Are you cutting back on cookies, candies and fruit juices to reduce your sugar intake? You’re probably making an honest effort, but you might still be eating more than you realize.
Not surprisingly, the average American eats more than 15 teaspoons of sugar each day. According to the American Heart Association, women should aim to eat no more than six teaspoons per day, while men should aim to eat no more than nine teaspoons.
If we know that too much sugar has serious effects on our weight and health, why does America’s consumption continue to have such a high average in our daily diets?
Hidden Sources of Added Sugar
The answer might lie in the fact that even many “healthful” foods have hidden sugars lurking behind the label. Beyond your typical soft drinks, pastries, cakes, candies and cookies, here are some common food sources whose sugar content can be quite staggering.
Cereal is quick to prepare and beloved for its breakfast superpowers of getting you up and energized. But while many cereal brands boast of health benefits like “heart healthy” or “fiber-packed,” the majority of breakfast cereals are very high in sugar. Some boxes contain more than 15 grams in just one serving! This is especially true for specialty flavors.
We love yogurt for its thick and creamy texture, flavor diversity and probiotic benefits. Greek yogurt is even popular for its high protein content. But those fruity and dessert-like flavors we enjoy so much often translate to a ton of added sugar. Many of our favorite brands have more than 13 grams per 5.3 oz which definitely adds up, especially as a favorite breakfast or snack food.
These convenient snacks come in a bunch of tasty flavor and are often marketed to provide whole-grain energizing benefits. But to add-in the extra flavor, most granola bar brands (and fitness bars for that matter) pack-in sugar — sometimes more than 12 grams per bar.
Many condiments are fairly high in sugar such as ketchup, salad dressings, barbeque sauce, teriyaki sauce, hoisin sauce and relish. These hidden contents add up fast if you frequently find yourself wanting to give your food an “extra kick” or some extra flavor.
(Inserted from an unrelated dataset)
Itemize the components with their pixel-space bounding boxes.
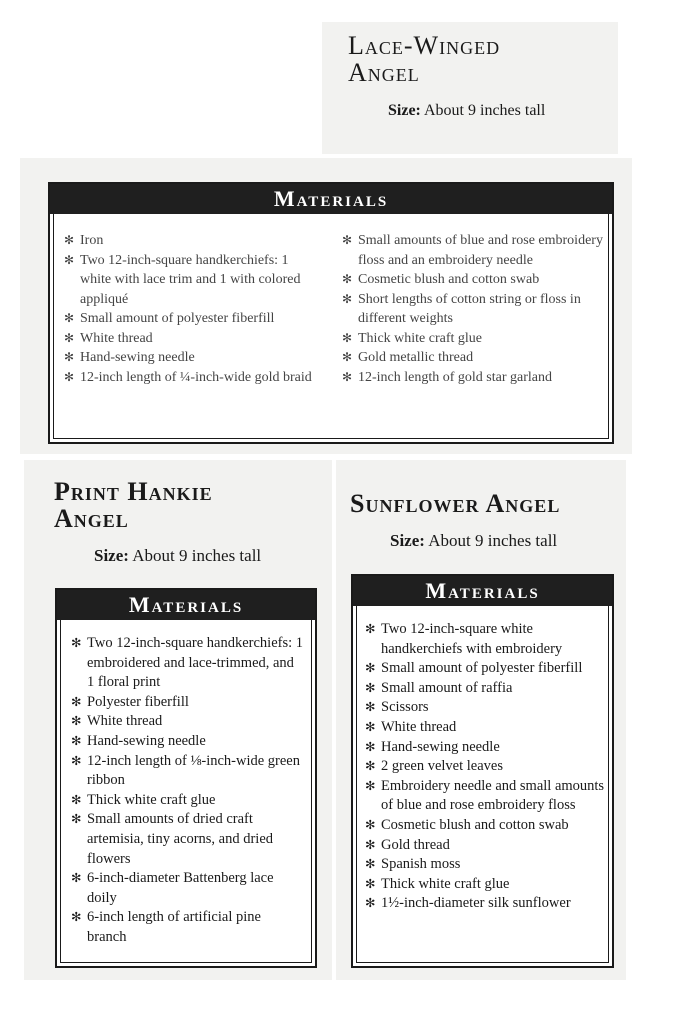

Jarred sauces are notoriously high in sugar, even if they have more of a tart or savory taste. Pizzas, pastas and many Italian dishes make use of tomato sauce, marinara, vodka sauce or alfredo sauce, which are often sweetened for extra flavor and preservation.
The Bottom Line
While it might be hard to escape sugar entirely, it’s possible to cut back on added amounts even more than you might already be doing. Before you purchase any packaged or processed item at the store, make it a habit to read its nutrition label — even if it’s seemingly healthy on the outside. You might be surprised to find out how much added sugar you’ve made a part of your diet.